MOGADISHU, Somalia - Former Somalia's President Hassan Sheikh Mohamud opines that electoral fraud and the habit of incumbents refusing to hand over power could be the major reason behind coups in Africa since independence.

For instance, Africa has witnessed three major coups in the past few weeks, with the latest coming in Burkina Faso, a country in West Africa. More recently, a similar military takeover has been witnessed in Sudan and Mali.

And Sheikh Mohamud, who is seeking the presidency for the second time in Somalia, says national and sub-national leaders should immediately learn to rally for electoral integrity to avoid such incidents in the continent.

"The military coup in three west African countries is an indicator for leadership failure to fix electoral malpractices. I urge our leaders, both at national and subnational levels, to take care of election integrity. The Somali people are watching your behavior," he said.

According to him, Somalia had been only dealing with vices such as Al-Shabaab menace, inter-clan wars, and drought not until last year when outgoing President Mohamed Abdullahi Farmaajo attempted to extend his stay in office following the expiry of his mandate.

"That tradition was disrupted last year, when President Mohamed Abdullahi Mohamed, known as Farmaajo, illegally extended his mandate by two years, triggering some of the worst violence in years and imperiling Somalia’s hard-won democratic gains," Sheikh Mohamud told the Foreign Policy.

"Mohamed’s power grab was met with near-universal condemnation. The opposition, foreign governments, and even the president’s own prime minister all rejected the unilateral extension of his term," he adds.

The former president further notes that the most recent attempted coup in Somalia was triggered by Farmaajo's unwillingness to conduct free and fair Lower House elections, adding that his style of leadership should be blamed for Somalia's lack of progress.

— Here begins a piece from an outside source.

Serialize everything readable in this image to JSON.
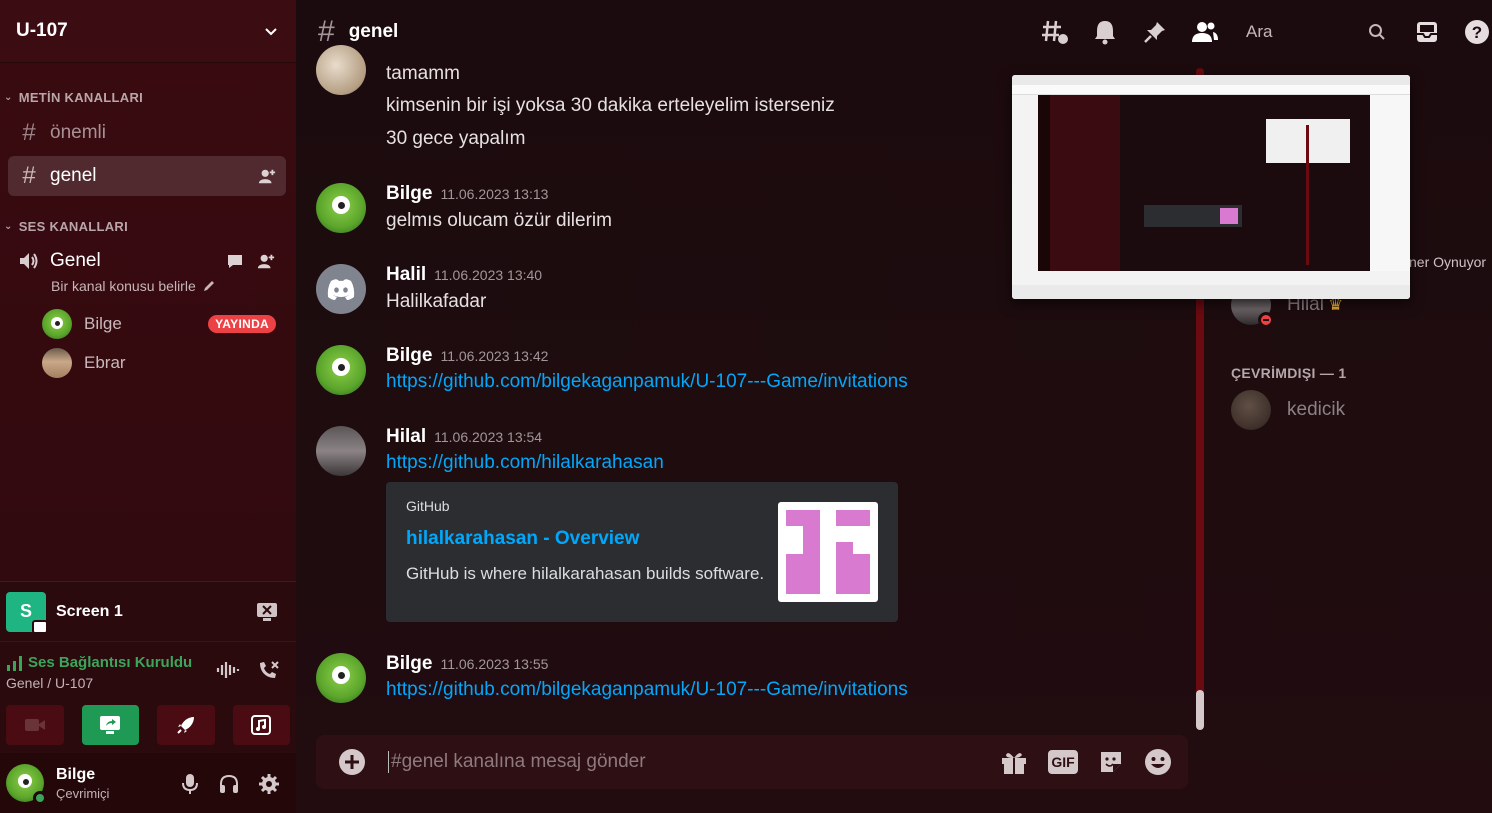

He accuses the outgoing president of using security forces to legitimize his stay in power, noting that President Mohamed Abdullahi Farmaajo may even continue staying in power and perhaps trigger a coup in the country.

"The attempted coup in December was the last straw. Once again, the domestic and international reaction was swift and forceful, with all sane minds agreeing that no one should be allowed to ruin the hard-earned gains of the last 20 years. But the rebuke has been ignored," he says.

"Mohamed is still using the army to undermine the prime minister’s efforts to steer the country back toward an electoral process that is acceptable to all parties. It seems the president will do anything to stay in power, even if that means holding the country at gunpoint."

Somalia has been in conflict since 1991 when military leader Siad Barre was kicked out of office. For decades, the country has struggled to establish a stable government, with the United Nations chipping in for economic and political assistance.